La Nueva Izquierda, aquella que se reconoce en la milenaria lucha de los pueblos por la libertad y la justicia, que se renueva en cuanto asume lo inédito de la siempre cambiante realidad y en cuanto recoge críticamente las experiencias de triunfos y derrotas, pero que no abjura de sus principios ni renuncia a sus símbolos, negándose a sí misma, esa Nueva Izquierda en su versión latinoamericana, debe en nuestro entender fundamentarse en un conjunto de afirmaciones que, por una parte, reiteren su carácter crítico y contestatario frente a la realidad actual y proclamen la necesidad de transformarla, y que por la otra, aspiren a hacerlo tomando en cuenta los cambios producidos en el entono social y las enseñanzas que arroja la experiencia, todo lo cual enriquece su patrimonio ideológico y político y hace de ella un mejor instrumento para revolucionar la sociedad en la dirección del socialismo.

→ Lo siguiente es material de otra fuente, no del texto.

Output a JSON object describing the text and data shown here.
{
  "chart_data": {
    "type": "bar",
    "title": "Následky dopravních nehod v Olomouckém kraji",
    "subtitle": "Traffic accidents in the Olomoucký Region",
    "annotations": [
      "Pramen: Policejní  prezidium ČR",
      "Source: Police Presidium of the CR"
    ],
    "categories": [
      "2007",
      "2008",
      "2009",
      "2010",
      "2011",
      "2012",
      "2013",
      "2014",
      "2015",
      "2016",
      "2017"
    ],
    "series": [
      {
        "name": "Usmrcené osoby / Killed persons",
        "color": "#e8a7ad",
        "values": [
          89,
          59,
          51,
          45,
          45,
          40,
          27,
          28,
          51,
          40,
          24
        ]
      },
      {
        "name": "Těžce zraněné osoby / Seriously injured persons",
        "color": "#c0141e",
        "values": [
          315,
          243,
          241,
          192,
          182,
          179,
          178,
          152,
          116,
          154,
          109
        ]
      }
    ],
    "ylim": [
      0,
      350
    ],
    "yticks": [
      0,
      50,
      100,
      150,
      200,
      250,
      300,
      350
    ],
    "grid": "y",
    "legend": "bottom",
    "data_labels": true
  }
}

En un provisional intento identificamos a continuación las ideas que a nuestro juicio constituyen las vigas maestras de una propuesta alternativa de la Nueva Izquierda latinoamericana:
Primero. El socialismo continúa estando plenamente vigente como única respuesta válida para resolver los problemas de la sociedad contemporánea insolubles en los marcos del capitalismo. No es efectivo, por tanto, que el capitalismo sea el régimen económico-social mejor de los posibles ni el que más se aviene a la condición humana, tal como lo sostienen ahora desde los neoliberales, pasando por el Papa Juan Pablo II, hasta el llamado socialismo liberal utrarrenovado.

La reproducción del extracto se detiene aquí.